Wednesday , May 29 2024
In Writing, Marguerite Duras muses on life, death, and the act of writing in thoughtful, mind-provoking essays.

Book Review: Writing by Marguerite Duras, Translated by Mark Polizzotti

Writing is a stream of consciousness collection of essays by French author and film director Marguerite Duras, best known for her novel The Lover and her screenplay for the film Hiroshima Mon Amour.

One of her last books, Writing reads as a running meditation on the act of writing. She touches on the many subjects, especially death, that have compelled her to write. As much as she directs some of her prose to the reader, the essays quite often seem like Duras’s dialogue, discussion, even argument, with herself and why she writes.

The five essays in the volume are almost poetic in structure; isolated thoughts about a topic set on the page.

In “Writing,” the title essay, Duras tries to set down the myriad things that influence her work — her house, her love life, even an afternoon spent watching the death of a fly.

“I swear it. I swear all of it. I have never lied in a book. Or even in my life. Except to men. Never.”

“Insults are just as strong as writing. It’s a form of writing, but addressed to someone.”

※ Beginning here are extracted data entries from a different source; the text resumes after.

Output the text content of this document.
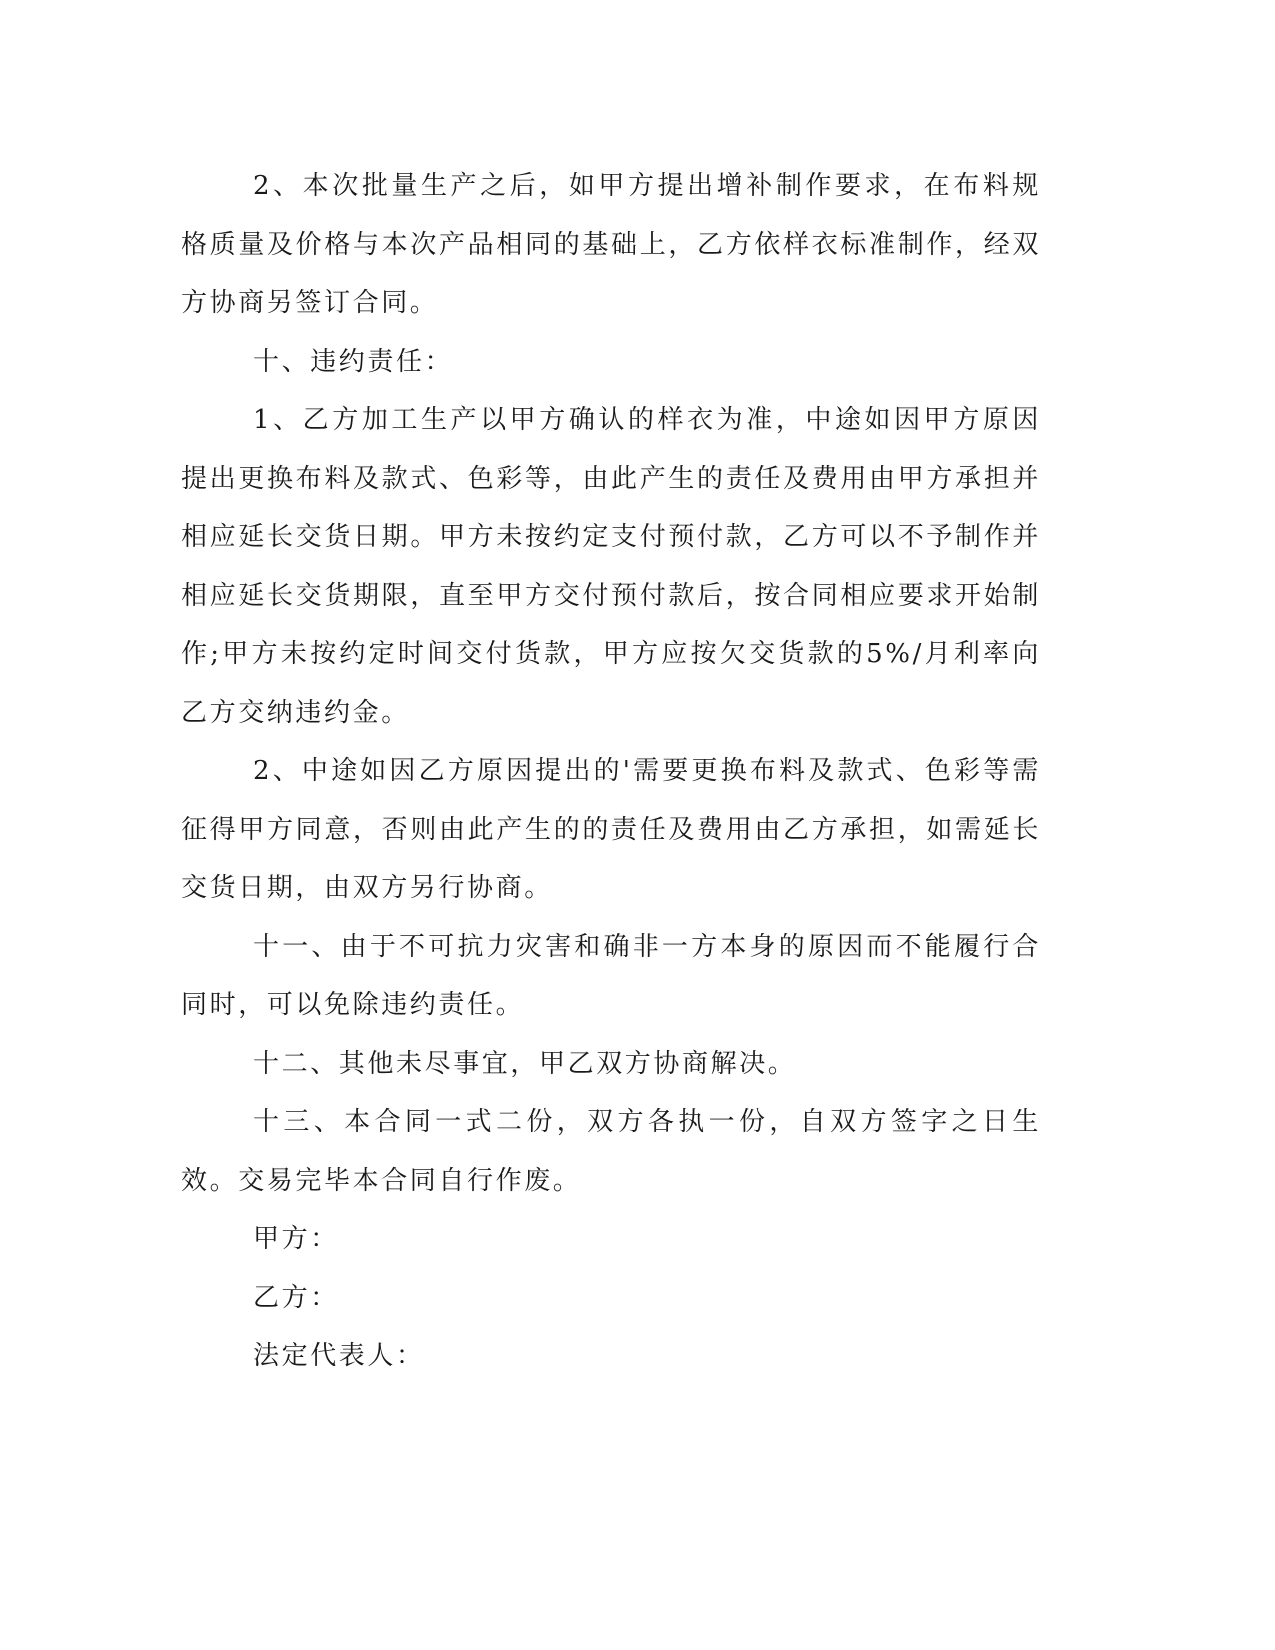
2、本次批量生产之后，如甲方提出增补制作要求，在布料规格质量及价格与本次产品相同的基础上，乙方依样衣标准制作，经双方协商另签订合同。

十、违约责任：

1、乙方加工生产以甲方确认的样衣为准，中途如因甲方原因提出更换布料及款式、色彩等，由此产生的责任及费用由甲方承担并相应延长交货日期。甲方未按约定支付预付款，乙方可以不予制作并相应延长交货期限，直至甲方交付预付款后，按合同相应要求开始制作;甲方未按约定时间交付货款，甲方应按欠交货款的5%/月利率向乙方交纳违约金。

2、中途如因乙方原因提出的'需要更换布料及款式、色彩等需征得甲方同意，否则由此产生的的责任及费用由乙方承担，如需延长交货日期，由双方另行协商。

十一、由于不可抗力灾害和确非一方本身的原因而不能履行合同时，可以免除违约责任。

十二、其他未尽事宜，甲乙双方协商解决。

十三、本合同一式二份，双方各执一份，自双方签字之日生效。交易完毕本合同自行作废。

甲方：

乙方：

法定代表人：
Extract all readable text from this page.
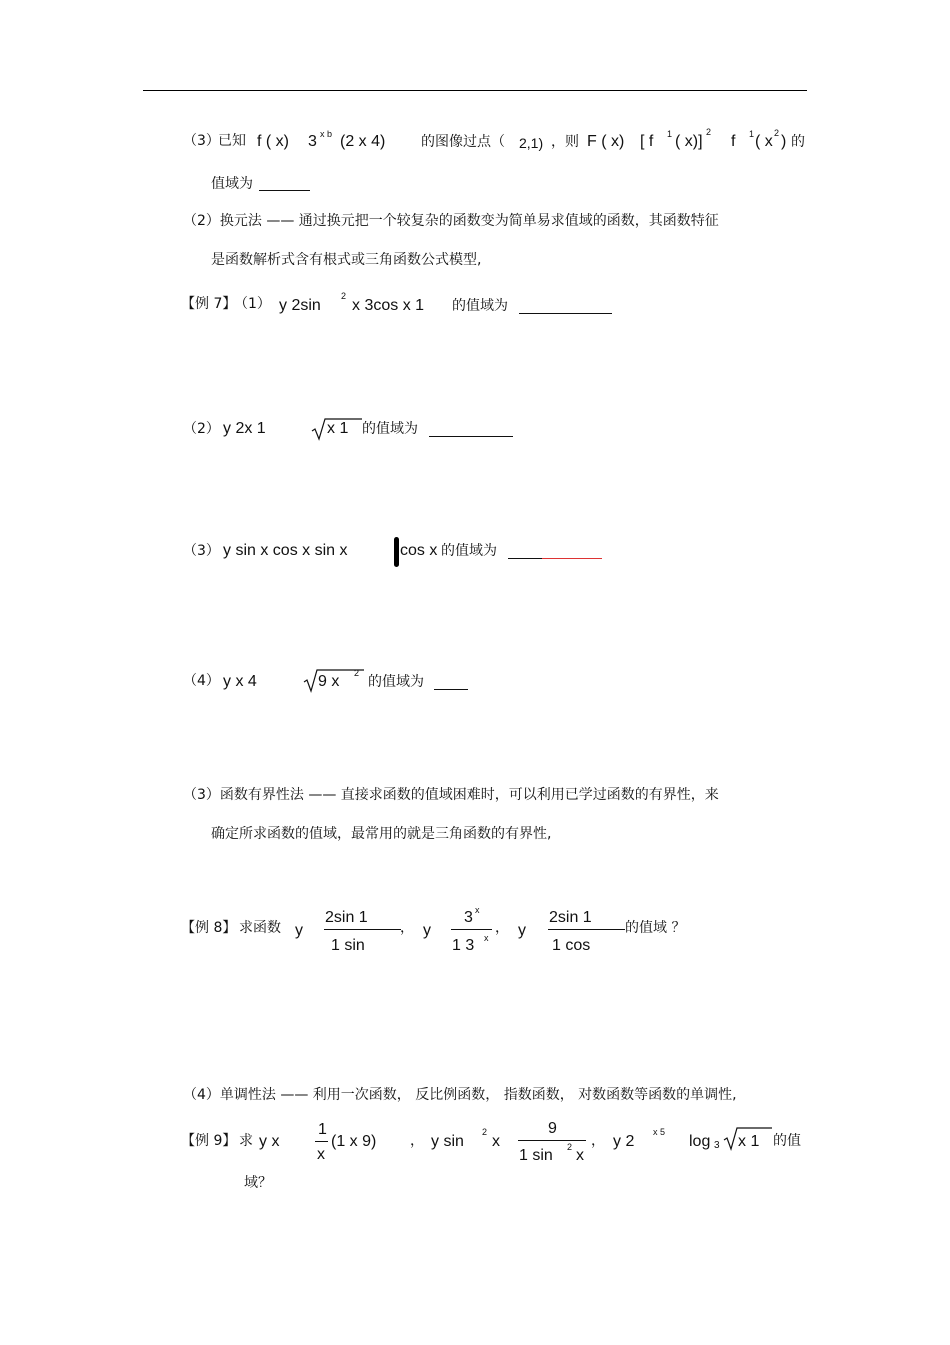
（3）
已知 f ( x) 3 x b (2 x 4)	的图像过点（ 2,1) ，则 F ( x) [ f 1 ( x)]
2
f 1 ( x 2 ) 的
值域为
（2）换元法 —— 通过换元把一个较复杂的函数变为简单易求值域的函数，其函数特征
是函数解析式含有根式或三角函数公式模型,
【例 7】
（1） y 2sin
2
x 3cos x 1 的值域为
（2） y 2x 1	x 1 的值域为
（3） y sin x cos x sin x	cos x 的值域为
（4） y x 4	9 x 2
的值域为
（3）函数有界性法 —— 直接求函数的值域困难时，可以利用已学过函数的有界性，来
确定所求函数的值域，最常用的就是三角函数的有界性,
【例 8】 求函数 y
2sin 1
1 sin
， y
3 x
1 3 x
， y
2sin 1
1 cos
的值域 ？
（4）单调性法 —— 利用一次函数， 反比例函数， 指数函数， 对数函数等函数的单调性,
【例 9】 求 y x
1
x
(1 x 9) ， y sin
2
x
9
1 sin 2 x
， y 2
x 5
log 3 x 1 的值
域？
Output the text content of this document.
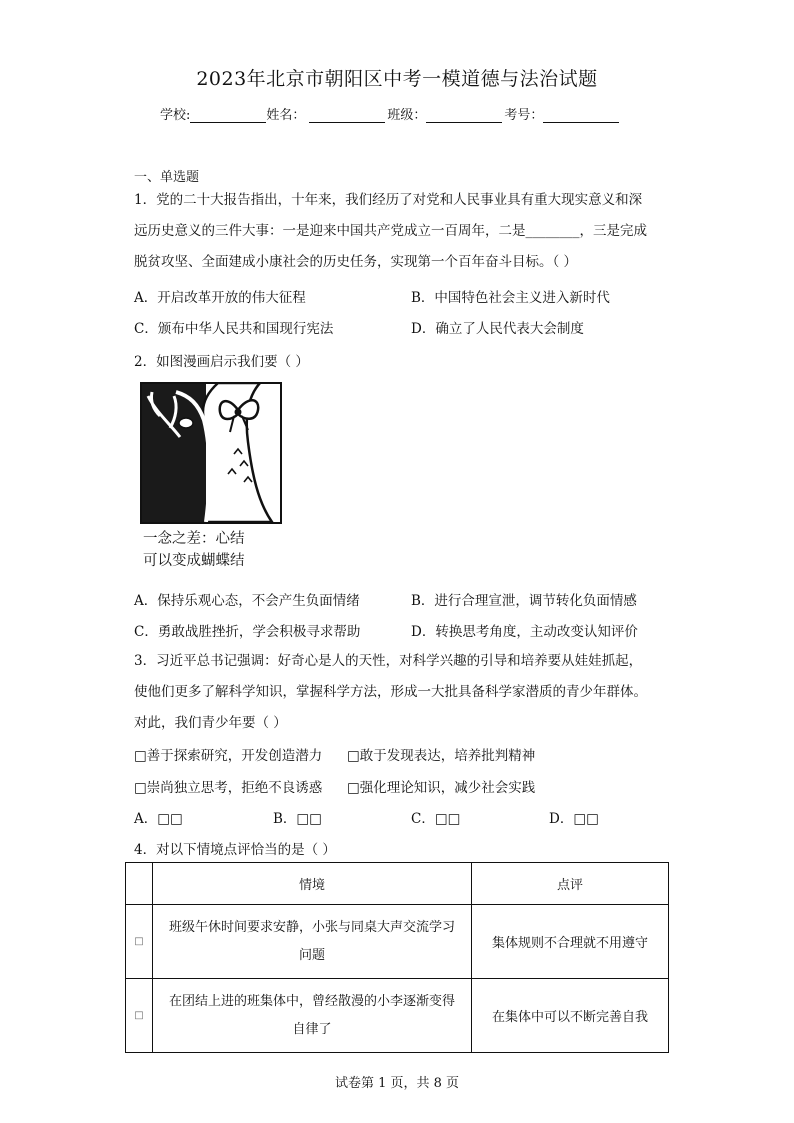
2023年北京市朝阳区中考一模道德与法治试题
学校:	姓名：	班级：	考号：
一、单选题
1．党的二十大报告指出，十年来，我们经历了对党和人民事业具有重大现实意义和深
远历史意义的三件大事：一是迎来中国共产党成立一百周年，二是________，三是完成
脱贫攻坚、全面建成小康社会的历史任务，实现第一个百年奋斗目标。（ ）
A．开启改革开放的伟大征程	B．中国特色社会主义进入新时代
C．颁布中华人民共和国现行宪法	D．确立了人民代表大会制度
2．如图漫画启示我们要（ ）
一念之差：心结
可以变成蝴蝶结
A．保持乐观心态，不会产生负面情绪	B．进行合理宣泄，调节转化负面情感
C．勇敢战胜挫折，学会积极寻求帮助	D．转换思考角度，主动改变认知评价
3．习近平总书记强调：好奇心是人的天性，对科学兴趣的引导和培养要从娃娃抓起，
使他们更多了解科学知识，掌握科学方法，形成一大批具备科学家潜质的青少年群体。
对此，我们青少年要（ ）
□善于探索研究，开发创造潜力 □敢于发现表达，培养批判精神
□崇尚独立思考，拒绝不良诱惑 □强化理论知识，减少社会实践
A．□□	B．□□	C．□□	D．□□
4．对以下情境点评恰当的是（ ）
	情境	点评
□	班级午休时间要求安静，小张与同桌大声交流学习
问题	集体规则不合理就不用遵守
□	在团结上进的班集体中，曾经散漫的小李逐渐变得
自律了	在集体中可以不断完善自我
试卷第 1 页，共 8 页
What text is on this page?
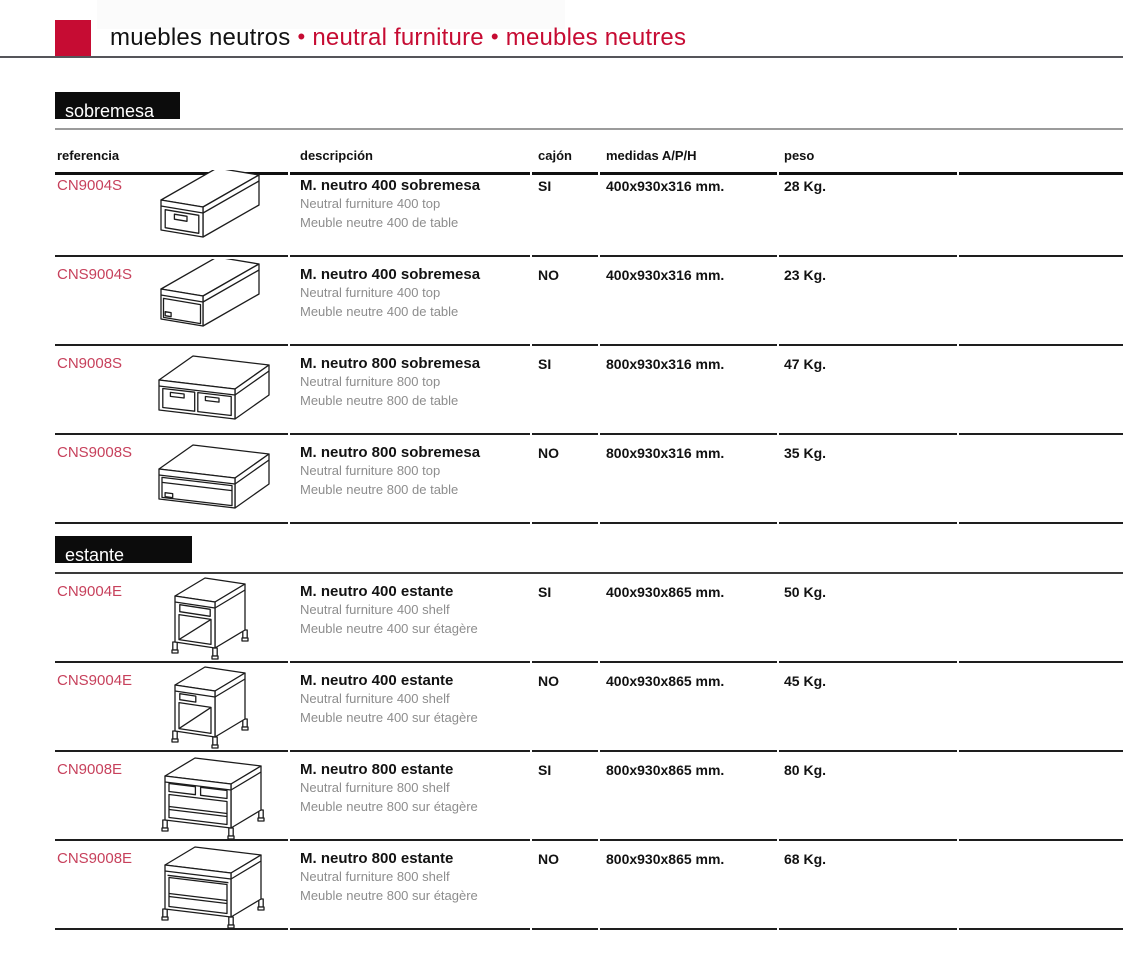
muebles neutros • neutral furniture • meubles neutres
sobremesa
referencia	descripción	cajón	medidas A/P/H	peso
CN9004S	M. neutro 400 sobremesa
Neutral furniture 400 top
Meuble neutre 400 de table
SI	400x930x316 mm.	28 Kg.
CNS9004S	M. neutro 400 sobremesa
Neutral furniture 400 top
Meuble neutre 400 de table
NO	400x930x316 mm.	23 Kg.
CN9008S	M. neutro 800 sobremesa
Neutral furniture 800 top
Meuble neutre 800 de table
SI	800x930x316 mm.	47 Kg.
CNS9008S	M. neutro 800 sobremesa
Neutral furniture 800 top
Meuble neutre 800 de table
NO	800x930x316 mm.	35 Kg.
estante
CN9004E	M. neutro 400 estante
Neutral furniture 400 shelf
Meuble neutre 400 sur étagère
SI	400x930x865 mm.	50 Kg.
CNS9004E	M. neutro 400 estante
Neutral furniture 400 shelf
Meuble neutre 400 sur étagère
NO	400x930x865 mm.	45 Kg.
CN9008E	M. neutro 800 estante
Neutral furniture 800 shelf
Meuble neutre 800 sur étagère
SI	800x930x865 mm.	80 Kg.
CNS9008E	M. neutro 800 estante
Neutral furniture 800 shelf
Meuble neutre 800 sur étagère
NO	800x930x865 mm.	68 Kg.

Duras tells a story in the second piece, “The Death of the Young British Pilot” about a British airman, age 20, who died on the last day of World War II, and how his death affected the village in Northern France where his plane went down. His death is still as affecting today as it first was in 1944, to Duras, the village, and the reader. She dedicated Writing to him.

“And then one day, there will be nothing left to write, nothing to read, nothing left but the untranslatable fact of the life of that dead boy who was so young, young enough to make you scream.”

“Roma,” a cinematic story, finds a couple in Rome, watching night fall near the Piazza Navona and having a conversation about film, love, and the relationship between a Roman general and his captive, the Queen of Samaria.

“You seem to fear the visible side of things.”
“I’m afraid as if I were suffering from Rome itself.”
“From perfection?”
“No … from its crimes.”

In “The Pure Number” Duras muses on the word “pure,” discussing everything from how olive oil is graded to how “purity” was used in Nazi Germany. It’s short, chilling, and very effective. It starts off innocently enough:

“For a long time the word pure was co-opted by the cooking oils trade. For a long time olive oil was guaranteed pure, but never other oils, like peanut or walnut.”

In the final essay, “The Painting Exhibition,” Duras talks about an old painter, involved in his solitary act of creativity. She has viewed the act of writing as solitary and lonely throughout Writing, so this essay serves as the perfect coda.

“There are many of them. They’re all turned toward the wall. All the paint missing from the tubes went onto those canvases. That is where it now is, on the canvases whose progress it halted.”

Writing is a lovely little volume that would serve as a nice addition to a reader’s other books by Duras, or as a great introduction to a very original thinker and artist.